Downstream Hazards
Any published author will tell you that the work you put into writing a book doesn’t stop with the final edit. It also doesn’t stop with social posts, touring, or podcasts. In fact, publishing can contain downstream hazards.
Before I released my memoir, Last Nerve, the publisher advised me to ask people to buy the book on the release day. Apparently, it’s important to get those Amazon purchases on pub day because, if all goes right, you can gain a “Best Seller” accolade from the shopping website.
Done and done. I created a newsletter, sent it out to 500 people, and asked folks to buy on pub day. They did, and my book became an Amazon best-seller overnight! Great, right? Wrong. Within a week of my release date, I typed my name into the Amazon search bar to check my reviews. Last Nerve was shining its bright red cover on the site, but so was another book: The Biography of Mindy Uhrlaub. On the cover was a back-and-white picture of someone that looked a little like my offspring if I had a baby with a young Janis Joplin. She wore a tailored black business suit – something I’ve never owned. She had a self-satisfied smile on her face, and she looked a little bitchy.
What the fuck?
I called my publisher, who consulted with her legal team. In the meantime, I investigated the Amazon site and realized that the entity that “wrote” the so-called biography shared the first two pages. I clicked on the sample to learn that I was born in Northern California. In a library, surrounded by books. Apparently, I’m also dying of ALS.

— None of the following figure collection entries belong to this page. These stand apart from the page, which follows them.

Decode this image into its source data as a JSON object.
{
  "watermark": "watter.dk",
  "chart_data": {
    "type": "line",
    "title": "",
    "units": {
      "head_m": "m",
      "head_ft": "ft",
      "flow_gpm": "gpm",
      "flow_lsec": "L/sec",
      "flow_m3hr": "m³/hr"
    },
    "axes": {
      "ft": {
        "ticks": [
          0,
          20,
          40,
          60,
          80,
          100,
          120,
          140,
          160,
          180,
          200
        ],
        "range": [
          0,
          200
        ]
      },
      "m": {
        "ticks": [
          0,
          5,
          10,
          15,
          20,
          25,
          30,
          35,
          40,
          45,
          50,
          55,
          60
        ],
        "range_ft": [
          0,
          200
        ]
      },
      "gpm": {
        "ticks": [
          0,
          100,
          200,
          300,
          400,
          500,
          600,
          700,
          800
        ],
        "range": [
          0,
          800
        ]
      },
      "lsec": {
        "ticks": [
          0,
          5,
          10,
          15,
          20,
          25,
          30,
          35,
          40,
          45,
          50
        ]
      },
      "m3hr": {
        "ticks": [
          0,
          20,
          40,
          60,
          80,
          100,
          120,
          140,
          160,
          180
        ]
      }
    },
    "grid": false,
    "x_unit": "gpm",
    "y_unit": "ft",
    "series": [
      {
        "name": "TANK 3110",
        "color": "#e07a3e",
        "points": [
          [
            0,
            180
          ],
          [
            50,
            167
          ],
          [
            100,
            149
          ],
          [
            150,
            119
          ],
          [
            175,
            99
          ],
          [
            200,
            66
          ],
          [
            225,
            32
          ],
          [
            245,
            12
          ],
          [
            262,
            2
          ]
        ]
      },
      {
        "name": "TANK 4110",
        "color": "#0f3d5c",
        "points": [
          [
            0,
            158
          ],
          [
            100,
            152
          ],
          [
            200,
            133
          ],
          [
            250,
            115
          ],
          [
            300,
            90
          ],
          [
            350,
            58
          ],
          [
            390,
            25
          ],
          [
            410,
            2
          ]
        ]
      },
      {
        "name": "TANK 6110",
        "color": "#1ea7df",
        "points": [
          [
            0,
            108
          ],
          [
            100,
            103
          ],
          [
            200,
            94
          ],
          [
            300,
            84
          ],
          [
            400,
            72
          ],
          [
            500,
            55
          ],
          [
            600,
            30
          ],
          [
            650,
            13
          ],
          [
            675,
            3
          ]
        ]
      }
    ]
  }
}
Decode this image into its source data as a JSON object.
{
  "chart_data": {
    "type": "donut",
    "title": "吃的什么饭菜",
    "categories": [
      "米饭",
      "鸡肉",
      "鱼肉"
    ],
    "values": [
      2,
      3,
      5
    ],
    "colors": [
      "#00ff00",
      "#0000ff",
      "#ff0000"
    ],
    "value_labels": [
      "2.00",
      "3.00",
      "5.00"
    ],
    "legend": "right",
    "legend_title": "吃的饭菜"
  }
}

“What other lies are in here?” I thought.
With some additional clicking, I noted that the entity had “written” three other counterfeit books about new authors. Stunned, I Googled the so-called "creator” of my bogus biography. It wasn’t a person. It wasn’t even a company. This was an AI that someone created to scrape information from Amazon and profit from a fake book. And they even had the gall to charge three dollars more for their digital sham than I was asking for my paperback!
I emailed Amazon more than a dozen times and begged them to remove the fake listing. And when I called, I was greeted by an AI voice on the phone.
No surprise there.
Then I joined the Authors Guild of America, who seemed familiar with the growing number of cases of fraudulent AI biographies. They assured me that within a month, Amazon would take down the listing.
And it did. Luckily, nobody bought the fake biography, and no one reviewed it either. But I couldn’t help wondering, is it enough to write and promote my book? In the face of an AI future, will my work ever be done? In a world where AI can “write books,” from an Amazon listing, what’s even the point?
If you’re nearing your pub date, congratulations. And beware of Amazon, which can contain downstream hazards.